Los Jaichackers take SFMOMA on a magical mystery tour of Pan-American culture
What first strikes the eye about the ongoing “Photography in Mexico” exhibit at the SFMOMA (through July 8th) is the variety. With photos dating as far back as the 1800s, and as recently as last year, the exhibit doesn’t focus on any one aspect of Mexico or any one era, but rather its timeless complexities. Elegantly barren landscapes collide with jostling humanscapes, desert isolation contrasts with urban density, photojournalism and surrealism join forces, capturing the espíritu of time and place over a period of about 150 years.

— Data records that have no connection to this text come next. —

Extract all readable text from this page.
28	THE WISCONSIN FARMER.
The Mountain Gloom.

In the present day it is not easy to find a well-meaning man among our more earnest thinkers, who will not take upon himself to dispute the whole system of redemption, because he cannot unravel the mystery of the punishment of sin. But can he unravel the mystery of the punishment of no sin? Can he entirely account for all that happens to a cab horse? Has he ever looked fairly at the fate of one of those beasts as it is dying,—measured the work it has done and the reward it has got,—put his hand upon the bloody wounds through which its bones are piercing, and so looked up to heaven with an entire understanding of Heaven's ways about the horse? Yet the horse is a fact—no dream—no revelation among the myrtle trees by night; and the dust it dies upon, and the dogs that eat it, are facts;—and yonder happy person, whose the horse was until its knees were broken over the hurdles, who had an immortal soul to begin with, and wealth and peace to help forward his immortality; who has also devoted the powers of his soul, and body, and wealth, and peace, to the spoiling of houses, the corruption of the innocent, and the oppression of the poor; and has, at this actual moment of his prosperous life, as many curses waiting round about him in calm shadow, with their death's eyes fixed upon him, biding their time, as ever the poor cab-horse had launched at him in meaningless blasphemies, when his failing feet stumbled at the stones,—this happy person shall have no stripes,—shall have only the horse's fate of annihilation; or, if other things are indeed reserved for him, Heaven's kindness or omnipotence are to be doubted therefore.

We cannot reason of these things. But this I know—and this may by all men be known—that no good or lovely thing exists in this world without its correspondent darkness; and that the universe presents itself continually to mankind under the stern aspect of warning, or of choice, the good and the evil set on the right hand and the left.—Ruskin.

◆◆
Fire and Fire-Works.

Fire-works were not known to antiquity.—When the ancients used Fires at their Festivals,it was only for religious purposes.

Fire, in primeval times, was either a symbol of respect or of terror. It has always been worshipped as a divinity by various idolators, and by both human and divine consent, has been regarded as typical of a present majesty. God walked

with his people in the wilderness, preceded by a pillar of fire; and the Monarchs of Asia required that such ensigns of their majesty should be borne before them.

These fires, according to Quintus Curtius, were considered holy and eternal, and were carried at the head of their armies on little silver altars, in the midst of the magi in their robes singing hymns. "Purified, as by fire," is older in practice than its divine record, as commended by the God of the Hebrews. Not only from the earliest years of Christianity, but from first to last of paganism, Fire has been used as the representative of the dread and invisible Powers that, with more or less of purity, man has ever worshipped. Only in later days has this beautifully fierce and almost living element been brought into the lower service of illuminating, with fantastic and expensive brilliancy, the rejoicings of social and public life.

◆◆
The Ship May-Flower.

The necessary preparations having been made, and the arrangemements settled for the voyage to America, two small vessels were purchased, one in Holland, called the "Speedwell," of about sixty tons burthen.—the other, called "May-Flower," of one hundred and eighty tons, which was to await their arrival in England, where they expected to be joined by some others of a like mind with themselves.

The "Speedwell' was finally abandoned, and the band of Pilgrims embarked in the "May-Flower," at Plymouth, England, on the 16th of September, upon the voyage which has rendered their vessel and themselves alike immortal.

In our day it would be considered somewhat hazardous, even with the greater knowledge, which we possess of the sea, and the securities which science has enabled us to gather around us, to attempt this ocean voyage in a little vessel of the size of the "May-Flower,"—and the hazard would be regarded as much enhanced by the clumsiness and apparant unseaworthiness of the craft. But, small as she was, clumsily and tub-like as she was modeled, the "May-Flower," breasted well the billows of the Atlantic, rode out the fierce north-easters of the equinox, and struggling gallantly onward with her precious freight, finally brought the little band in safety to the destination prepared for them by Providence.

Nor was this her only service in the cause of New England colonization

Underscoring the depth and diversity one might expect from a thoroughly modern land with a population well over 100 million people, Thursday’s “Double Grooves and Dirty Menudo” Now Playing event, whimsically curated by art duo Los Jaichackers, focused on artistic mashups inspired stylistically by both sides of the border, for an evening that defied easy stereotyping of either.
Los Jaichackers are Eamon Ore-Giron and Julio Cesar Morales, both with deep roots in the SF arts community. Their own piece of the evening was a 24-minute remix of Juan Ibez’ 1980s crime drama A Fuego Lento and an electronic exploration of music by Cuban bandleader Dámaso Pérez Prado, “King of the Mambo.” The result was something weirder than even a Alejandro Jodorowsky flick — a psychedelic swirl of images culminating in violence, the deconstructed mambo melodies punctuated by Prado’s distinctive, James Brown-esque, “huh”’s and an array of heavy electro beats.
In the Haas Atrium beneath an installation of lights and moving images by Jim Campbell (“Exploded Views”), Oakland-based “conscious disco” duo ChuCha Santamaria, live-recorded a series of cover tunes, refurbished and reworked into Spanish. Kicking off with a Pet Shop Boys tune (“El Baile del Domino”), bandmates Sofía Córdova and Matt Kirkland powered through several retakes, just as if they were in any recording studio, albeit a recording studio that could hold a hundred or so spectators, (and if they recorded all of their songs wearing dramatic facepaint and surrounded by lit candles). The tracks are slated to appear on their album in progress, so keep an ear out.
But when it comes to reimagining English-language pop songs into anthems for Spanish-speaking youth, it would seem that Los Master Plus, a “cumbiatrónica “ duo from Guadalajara have got a real lock on the technique. Their tongue-in-cheek, nu-cumbia-flavored reinterpretations of Daft Punk, No Doubt, Radiohead, Kings of Leon, and The Bee Gees were “mami”-centric and eminently danceable, and they exuded a certain goofy charm that transcended all language barriers.
www.youtube.com/watch?v=rWdNjfJtKbw
Hipster haters take note, “hipster” fashion is now officially a cross-cultural phenomenon, as the skinny jean-wearing, handlebar-mustached El Comanche and Larry Mon as well as enthusiastically costumed fanboys Adrian Manzo and Mario Mejia easily proved, and The Bee Gees “Stayin’ Alive” will forever be the kickoff melody for a good dance party, igual the context.